The warrior's voice was barely above a whisper, filled to the brim with a seething rage and disgust towards the magician, his words venom to his ears.
A lump formed in his throat, tightening and drying to the point of thirst, hot tears burning and searing against the back of his eye. A knot twisted itself in his stomach, twisting until it would have snapped in two.
An avalanche of mixed emotions became known inside the magician: anger, relief, fear, realization, guilt, loneliness and sorrow. He thought he could just smile his famous smile and hold back any sign of the hurt he held inside for so long.
How wrong he was.
He blinked.
A tear slid down his face.
Marking him.
The rage that was present in the warrior was suddenly quelled when he saw the lone tear slide down the magician's face.
Fai was crying.
It took Kurogane a moment to realize what's happening.
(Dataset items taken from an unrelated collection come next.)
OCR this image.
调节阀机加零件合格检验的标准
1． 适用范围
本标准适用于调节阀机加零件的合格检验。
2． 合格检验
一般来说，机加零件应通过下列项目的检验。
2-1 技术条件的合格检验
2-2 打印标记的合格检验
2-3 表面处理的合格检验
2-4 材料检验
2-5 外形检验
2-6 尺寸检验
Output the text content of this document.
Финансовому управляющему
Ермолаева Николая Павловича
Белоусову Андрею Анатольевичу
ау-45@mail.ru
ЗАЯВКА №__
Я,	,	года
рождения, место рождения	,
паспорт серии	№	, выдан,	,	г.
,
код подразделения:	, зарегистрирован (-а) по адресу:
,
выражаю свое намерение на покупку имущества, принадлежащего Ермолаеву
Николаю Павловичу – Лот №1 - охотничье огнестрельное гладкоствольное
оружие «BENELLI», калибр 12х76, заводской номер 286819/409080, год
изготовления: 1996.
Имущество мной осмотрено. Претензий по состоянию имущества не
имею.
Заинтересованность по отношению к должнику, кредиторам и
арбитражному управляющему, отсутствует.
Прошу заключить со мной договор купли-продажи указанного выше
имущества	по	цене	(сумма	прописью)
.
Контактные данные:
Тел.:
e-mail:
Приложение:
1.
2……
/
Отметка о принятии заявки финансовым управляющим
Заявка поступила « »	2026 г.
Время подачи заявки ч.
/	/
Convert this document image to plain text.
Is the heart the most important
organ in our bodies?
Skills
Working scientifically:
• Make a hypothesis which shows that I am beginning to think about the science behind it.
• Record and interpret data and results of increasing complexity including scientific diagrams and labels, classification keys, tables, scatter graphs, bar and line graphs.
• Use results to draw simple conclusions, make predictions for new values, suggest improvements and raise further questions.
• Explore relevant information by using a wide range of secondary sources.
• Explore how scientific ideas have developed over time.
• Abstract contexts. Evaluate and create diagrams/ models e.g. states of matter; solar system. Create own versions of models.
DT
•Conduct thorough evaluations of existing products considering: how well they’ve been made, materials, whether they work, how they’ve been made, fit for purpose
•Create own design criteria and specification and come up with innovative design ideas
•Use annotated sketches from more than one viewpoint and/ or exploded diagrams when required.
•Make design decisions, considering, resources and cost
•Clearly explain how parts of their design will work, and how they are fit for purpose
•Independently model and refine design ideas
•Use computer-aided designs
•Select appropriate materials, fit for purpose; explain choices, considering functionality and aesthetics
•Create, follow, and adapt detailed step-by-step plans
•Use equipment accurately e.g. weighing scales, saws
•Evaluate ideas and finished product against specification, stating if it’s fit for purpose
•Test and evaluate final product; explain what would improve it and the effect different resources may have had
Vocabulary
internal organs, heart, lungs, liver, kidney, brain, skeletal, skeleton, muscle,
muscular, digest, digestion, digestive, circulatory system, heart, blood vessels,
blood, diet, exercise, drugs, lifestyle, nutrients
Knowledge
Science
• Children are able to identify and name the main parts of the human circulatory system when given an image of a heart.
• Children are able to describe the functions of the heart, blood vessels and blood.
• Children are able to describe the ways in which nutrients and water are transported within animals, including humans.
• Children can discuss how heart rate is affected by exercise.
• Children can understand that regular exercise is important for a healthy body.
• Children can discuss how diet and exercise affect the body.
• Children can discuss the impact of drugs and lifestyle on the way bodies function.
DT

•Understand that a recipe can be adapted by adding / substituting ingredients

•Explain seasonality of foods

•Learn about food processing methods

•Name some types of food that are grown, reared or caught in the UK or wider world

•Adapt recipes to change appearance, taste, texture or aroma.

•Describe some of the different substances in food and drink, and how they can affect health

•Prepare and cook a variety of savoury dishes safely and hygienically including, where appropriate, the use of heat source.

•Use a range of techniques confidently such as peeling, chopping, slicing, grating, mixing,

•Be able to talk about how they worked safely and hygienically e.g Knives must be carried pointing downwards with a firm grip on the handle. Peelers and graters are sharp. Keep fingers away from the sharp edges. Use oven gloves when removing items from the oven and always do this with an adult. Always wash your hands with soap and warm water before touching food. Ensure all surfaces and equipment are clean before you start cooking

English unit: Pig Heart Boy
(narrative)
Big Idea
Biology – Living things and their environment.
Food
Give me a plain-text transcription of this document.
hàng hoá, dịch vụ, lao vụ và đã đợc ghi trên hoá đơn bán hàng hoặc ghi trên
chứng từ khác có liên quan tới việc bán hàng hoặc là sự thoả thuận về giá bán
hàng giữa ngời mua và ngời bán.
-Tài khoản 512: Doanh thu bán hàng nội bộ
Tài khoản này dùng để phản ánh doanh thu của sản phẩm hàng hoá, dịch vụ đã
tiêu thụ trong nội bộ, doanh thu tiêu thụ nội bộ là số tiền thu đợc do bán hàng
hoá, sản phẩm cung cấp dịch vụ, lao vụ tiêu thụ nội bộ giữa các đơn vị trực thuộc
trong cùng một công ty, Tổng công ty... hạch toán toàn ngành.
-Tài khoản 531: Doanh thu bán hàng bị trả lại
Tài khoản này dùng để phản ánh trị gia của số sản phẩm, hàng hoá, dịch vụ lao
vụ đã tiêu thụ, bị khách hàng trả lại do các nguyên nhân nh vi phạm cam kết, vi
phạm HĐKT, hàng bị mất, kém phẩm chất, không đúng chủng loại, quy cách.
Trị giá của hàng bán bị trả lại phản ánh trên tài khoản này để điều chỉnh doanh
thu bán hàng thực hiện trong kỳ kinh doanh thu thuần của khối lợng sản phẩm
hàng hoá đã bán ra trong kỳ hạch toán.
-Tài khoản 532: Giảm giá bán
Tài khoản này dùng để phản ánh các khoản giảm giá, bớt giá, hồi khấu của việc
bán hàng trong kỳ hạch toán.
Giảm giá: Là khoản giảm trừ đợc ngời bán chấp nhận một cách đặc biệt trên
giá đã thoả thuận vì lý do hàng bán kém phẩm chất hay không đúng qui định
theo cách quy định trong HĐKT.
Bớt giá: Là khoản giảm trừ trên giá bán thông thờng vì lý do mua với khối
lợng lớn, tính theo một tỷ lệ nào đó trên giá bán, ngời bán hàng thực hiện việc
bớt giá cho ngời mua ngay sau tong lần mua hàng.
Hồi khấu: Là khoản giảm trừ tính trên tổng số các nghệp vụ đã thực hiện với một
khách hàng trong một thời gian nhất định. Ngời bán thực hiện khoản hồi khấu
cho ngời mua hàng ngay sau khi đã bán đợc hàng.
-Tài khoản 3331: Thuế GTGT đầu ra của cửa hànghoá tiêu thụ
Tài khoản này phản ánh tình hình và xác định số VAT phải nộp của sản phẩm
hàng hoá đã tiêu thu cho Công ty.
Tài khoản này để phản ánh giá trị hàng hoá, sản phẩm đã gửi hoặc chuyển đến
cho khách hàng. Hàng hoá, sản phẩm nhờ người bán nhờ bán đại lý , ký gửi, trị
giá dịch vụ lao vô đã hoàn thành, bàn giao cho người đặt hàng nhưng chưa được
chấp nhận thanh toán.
Fai lowered his face, his form shaking violently in Kurogane's grasp before collapsing into the other man's arms, floods of tears pouring his lone eye, the eye that lost the other that was savagely taken from him.
The warrior was surprised by this sudden outburst of sadness that the magician, so surprised that he almost fell to the ground before he let his legs fall under him.
Fai took deep breaths before releasing shaky and shuddering sobs, releasing all the sadness, all the loneliness, all the torment, all the loss that he experienced and all the anger that he had kept bottled inside him for so long, maybe too long that he would have surely been easily broken.
Kurogane was hesitant into taking all of this in, of what was happening at this moment.
He wasn't used to seeing someone cry, not even he had shed tears for the longest time.
To be emotional was to be weak, and for someone like him to be seen as weak is to invite horrors no one should have to experience.
But…
The magician was different.
"I'm…… I'm…sorry….I….I'm...…so sorry…."
Fai was crying into Kurogane's shoulder, holding onto him as though to let go of him would mean certain death. The magician looked weaker and more vulnerable than the warrior had ever seen him before – in fact the warrior had doubts if this was the real magician. The magician would usually hide what pain he felt so that he wouldn't let others get involved in his own anguish, but now it seemed that the magician had let himself become human.
Fai let another shuddering sob descend into the silence that was between them. Kurogane couldn't but smile bitterly; for the first time in his life he felt as though he needed Fai as much as Fai needed him.
That was the way it was supposed to be, for the magician to release all the gentle lies he held in and he would set free.